Первая, это то, что на большом и выпуклом лбу дитяти, что могло бы свидетельствовать о достаточном количестве мозгов, были две симметричные костяные выпуклости, явно напоминающие рожки. А вторая странность заключалась в том, что под крохотным подбородком дитяти имелась клинообразная бородка, состоящая из редких, но весьма длинных и безукоризненно черных волос. Походила она на бороду, что носят козлы и престарелые татарские муллы.

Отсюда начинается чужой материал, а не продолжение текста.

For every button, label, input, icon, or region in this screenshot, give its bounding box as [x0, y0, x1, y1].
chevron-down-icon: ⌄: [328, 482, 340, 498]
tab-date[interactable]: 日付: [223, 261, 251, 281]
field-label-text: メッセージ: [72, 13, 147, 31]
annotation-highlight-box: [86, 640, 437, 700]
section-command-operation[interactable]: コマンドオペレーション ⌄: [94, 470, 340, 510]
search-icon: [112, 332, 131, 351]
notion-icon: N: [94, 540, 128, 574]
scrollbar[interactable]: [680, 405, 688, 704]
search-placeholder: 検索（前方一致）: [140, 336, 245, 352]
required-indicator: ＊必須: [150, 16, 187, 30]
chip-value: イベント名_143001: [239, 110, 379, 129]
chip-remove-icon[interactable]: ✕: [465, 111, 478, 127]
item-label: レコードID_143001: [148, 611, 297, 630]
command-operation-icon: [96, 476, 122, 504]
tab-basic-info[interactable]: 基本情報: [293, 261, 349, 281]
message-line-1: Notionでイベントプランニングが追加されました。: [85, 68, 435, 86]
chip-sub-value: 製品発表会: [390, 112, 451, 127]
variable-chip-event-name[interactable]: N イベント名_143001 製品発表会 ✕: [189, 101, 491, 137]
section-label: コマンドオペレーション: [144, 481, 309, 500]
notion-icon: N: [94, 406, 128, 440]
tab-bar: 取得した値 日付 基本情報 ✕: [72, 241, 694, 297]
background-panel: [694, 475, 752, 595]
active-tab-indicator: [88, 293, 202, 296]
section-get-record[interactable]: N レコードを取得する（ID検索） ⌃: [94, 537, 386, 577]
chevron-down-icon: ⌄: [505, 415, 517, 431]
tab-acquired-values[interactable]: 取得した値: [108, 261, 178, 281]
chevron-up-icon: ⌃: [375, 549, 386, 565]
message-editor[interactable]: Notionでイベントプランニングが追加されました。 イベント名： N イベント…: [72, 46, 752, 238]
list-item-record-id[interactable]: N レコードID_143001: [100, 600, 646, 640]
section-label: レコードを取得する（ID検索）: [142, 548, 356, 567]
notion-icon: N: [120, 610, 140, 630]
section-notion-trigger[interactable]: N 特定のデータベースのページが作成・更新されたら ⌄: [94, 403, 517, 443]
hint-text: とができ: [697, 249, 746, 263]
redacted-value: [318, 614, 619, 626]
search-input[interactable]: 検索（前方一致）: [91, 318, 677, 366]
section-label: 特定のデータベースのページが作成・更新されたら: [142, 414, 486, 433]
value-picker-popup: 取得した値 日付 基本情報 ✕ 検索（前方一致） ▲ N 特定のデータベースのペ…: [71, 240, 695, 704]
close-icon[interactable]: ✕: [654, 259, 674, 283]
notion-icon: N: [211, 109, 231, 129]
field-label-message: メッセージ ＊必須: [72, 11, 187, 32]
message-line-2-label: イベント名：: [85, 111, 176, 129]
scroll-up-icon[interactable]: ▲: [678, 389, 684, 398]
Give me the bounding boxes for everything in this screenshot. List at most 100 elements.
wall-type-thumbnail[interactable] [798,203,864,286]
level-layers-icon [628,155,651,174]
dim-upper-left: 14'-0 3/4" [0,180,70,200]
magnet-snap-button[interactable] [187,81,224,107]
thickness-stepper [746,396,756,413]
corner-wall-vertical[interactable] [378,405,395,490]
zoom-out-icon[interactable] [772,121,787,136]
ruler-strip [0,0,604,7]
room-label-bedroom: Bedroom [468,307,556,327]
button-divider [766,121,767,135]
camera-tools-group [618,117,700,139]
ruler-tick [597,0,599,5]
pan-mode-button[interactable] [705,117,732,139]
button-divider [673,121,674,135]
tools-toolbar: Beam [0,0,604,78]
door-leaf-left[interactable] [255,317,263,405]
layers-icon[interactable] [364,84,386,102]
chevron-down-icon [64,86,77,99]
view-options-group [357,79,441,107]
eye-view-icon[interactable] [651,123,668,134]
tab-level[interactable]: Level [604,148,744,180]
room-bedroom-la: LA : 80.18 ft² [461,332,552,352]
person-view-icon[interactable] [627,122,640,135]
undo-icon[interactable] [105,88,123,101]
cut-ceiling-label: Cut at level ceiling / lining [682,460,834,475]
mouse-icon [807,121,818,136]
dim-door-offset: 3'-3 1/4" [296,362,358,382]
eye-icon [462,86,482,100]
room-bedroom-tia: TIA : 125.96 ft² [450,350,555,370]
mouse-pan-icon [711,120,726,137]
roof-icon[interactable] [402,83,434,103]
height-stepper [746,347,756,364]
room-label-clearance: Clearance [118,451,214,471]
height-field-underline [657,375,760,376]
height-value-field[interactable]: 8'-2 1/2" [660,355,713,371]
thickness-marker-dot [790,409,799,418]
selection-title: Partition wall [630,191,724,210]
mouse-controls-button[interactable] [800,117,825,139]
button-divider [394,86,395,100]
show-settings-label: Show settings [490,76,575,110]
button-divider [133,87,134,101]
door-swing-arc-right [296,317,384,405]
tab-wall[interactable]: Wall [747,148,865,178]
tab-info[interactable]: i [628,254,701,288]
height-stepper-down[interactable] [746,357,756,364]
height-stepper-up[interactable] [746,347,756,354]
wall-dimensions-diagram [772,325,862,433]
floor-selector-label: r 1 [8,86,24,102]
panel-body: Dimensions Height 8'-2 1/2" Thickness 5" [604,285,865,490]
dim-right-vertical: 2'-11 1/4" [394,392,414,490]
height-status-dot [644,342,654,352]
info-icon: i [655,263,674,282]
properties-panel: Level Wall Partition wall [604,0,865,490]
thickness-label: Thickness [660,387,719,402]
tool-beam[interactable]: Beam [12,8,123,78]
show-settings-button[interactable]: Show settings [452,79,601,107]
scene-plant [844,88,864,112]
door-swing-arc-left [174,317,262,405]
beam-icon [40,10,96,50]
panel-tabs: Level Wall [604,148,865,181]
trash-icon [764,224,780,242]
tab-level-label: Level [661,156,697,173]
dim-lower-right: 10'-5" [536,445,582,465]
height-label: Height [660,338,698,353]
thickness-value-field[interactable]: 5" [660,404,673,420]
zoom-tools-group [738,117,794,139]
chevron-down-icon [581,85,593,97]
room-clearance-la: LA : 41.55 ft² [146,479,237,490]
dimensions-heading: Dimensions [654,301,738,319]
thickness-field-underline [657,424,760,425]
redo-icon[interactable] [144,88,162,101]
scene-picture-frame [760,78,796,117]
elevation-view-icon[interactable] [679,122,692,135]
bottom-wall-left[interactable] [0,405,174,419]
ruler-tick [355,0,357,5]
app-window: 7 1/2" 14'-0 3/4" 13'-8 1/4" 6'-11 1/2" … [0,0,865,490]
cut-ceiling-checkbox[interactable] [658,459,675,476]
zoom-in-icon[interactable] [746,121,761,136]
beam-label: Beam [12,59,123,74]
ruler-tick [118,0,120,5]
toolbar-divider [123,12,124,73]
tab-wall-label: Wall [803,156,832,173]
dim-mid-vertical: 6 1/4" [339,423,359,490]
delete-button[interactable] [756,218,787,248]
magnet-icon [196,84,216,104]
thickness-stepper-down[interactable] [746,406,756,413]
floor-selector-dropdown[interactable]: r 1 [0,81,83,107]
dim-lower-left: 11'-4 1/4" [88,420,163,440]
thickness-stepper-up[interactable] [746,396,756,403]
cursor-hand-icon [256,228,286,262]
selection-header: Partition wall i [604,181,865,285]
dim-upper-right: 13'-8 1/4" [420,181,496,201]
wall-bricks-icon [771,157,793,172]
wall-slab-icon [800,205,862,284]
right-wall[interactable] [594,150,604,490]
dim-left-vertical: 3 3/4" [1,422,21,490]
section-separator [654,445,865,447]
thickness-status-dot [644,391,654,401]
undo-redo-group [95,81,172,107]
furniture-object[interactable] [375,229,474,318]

Вскоре собрался врачебный консилиум с приглашенным из Москвы медицинским светилом профессором Пехтеревым, который, досконально обследовав ребенка, пришел к выводу, что данный факт, скорее всего, не что иное, как случай «наследственной мутации», требующий тщательнейшего исследования и наблюдения в течение длительного периода. Потом профессор Пехтерев долго беседовал с роженицей, неделикатно выспрашивая о зачатии: главным образом беседа шла о том, не имела ли она когда-либо близких сношений с козлами? Ибо любое сношение, произведенное когда-либо и с кем-либо, невольно откладывает отпечаток на женский организм, так сказать, производит «половые характеристики» на материнскую утробу, и способно воздействовать на плод даже через десяток лет. Иными словами, ежели женщина в 1854 году отдалась горькому пьянице, а в 1856-м – мужчине, страдающему падучей болезнью, то, зачав в 1864 году от вполне здорового и без вредных привычек господина, она может родить дитя с врожденной склонностью к безмерному питию водки, а то и с предпосылками к развитию в нем падучей болезни. Таков, по сути, есть женский организм: сосуд, способный воспринимать в себя разного рода скверну… Да-с!